Once they’re shielded from view, he struggles to untie the rag and pull out the gag with minimal movements.  All the while, more bodies are falling on top of him, and his skin, clothes, and hair are becoming soaked with blood.  After endless minutes, sand is smoothed over the top of the pit.

Rustam lies there among the dead and dying, struggling to breathe, as he listens for every little sound.  Finally, it appears as though the murderers and their dogs have left the forest.  There are no further gunshots, and all the muffled screams have stopped.  He softly whispers Roman’s name, and is met only with silence, not even a muffled noise.  Rustam unties the rag and pulls out the gag, to give his cousin-in-law some dignity in death, and kisses him before he claws his way to the top of the pit, fighting off the heavy dead bodies and earth pressing on top of him and pulling him down every few inches.


Welcome back to Weekend Writing Warriors, where participants share 8 sentences from a book or WIP. I’m now sharing from my current WIP, Journey Through a Dark Forest: Lyuba and Ivan in the Age of Anxiety. This is early in Part II, in a series of chapters entirely focused on the characters who chose to remain in the Soviet Union and now, in 1937, are all betrayed big-time by the Revolution they truly believed in and supported.

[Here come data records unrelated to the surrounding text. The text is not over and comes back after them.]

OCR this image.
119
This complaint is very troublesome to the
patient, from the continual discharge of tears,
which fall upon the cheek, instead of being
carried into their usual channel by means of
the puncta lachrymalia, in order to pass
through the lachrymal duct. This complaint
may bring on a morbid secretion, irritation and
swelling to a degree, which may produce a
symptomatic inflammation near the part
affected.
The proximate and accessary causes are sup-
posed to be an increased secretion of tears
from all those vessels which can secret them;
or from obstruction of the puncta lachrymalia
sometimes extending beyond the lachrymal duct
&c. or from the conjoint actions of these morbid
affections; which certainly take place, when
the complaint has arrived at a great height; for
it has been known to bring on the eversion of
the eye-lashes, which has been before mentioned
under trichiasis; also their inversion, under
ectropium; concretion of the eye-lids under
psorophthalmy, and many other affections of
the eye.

The NKVD (one of the prior incarnations of what became the KGB) just stormed into now-grown-up orphanage girl Inessa’s apartment and took away her husband Roman and her cousin Rustam, who’s married to her adoptive sister Olga, one of her old friends from the orphanage. They also wanted her adoptive brother Fyodor, who lives upstairs with his blood sister Klara, but luckily for him, he was visiting friends out of town. Now Roman and Rustam have arrived at a popular forest known as Kurapaty, and Rustam has to do some very fast thinking.


As the shooting begins, Rustam notes how many seconds it takes and how the bodies are falling.  The officers are shooting the condemned in twos, from the side of the head, so that they don’t waste ammunition and can literally kill two birds with one stone.  By the time Rustam and Roman’s line moves up to their assigned pit, Rustam has noticed that the NKVD butchers are throwing earth over the batches of corpses.  He also can plainly hear the muffled screams, gasps, and moans, so not all of them have immediately died.

He has no time left to think when an officer raises his Nagan revolver to Roman’s head and fires.  Rustam immediately jumps into the pit in such a way to make it look like he’s falling from being shot.  He’s been holding Roman’s hand the entire time, and feels the pulse fading.  With no time to waste on feeling sick or anguished, Rustam claws out an air pocket as more bodies fall into the pit and the earth is thrown on top of them.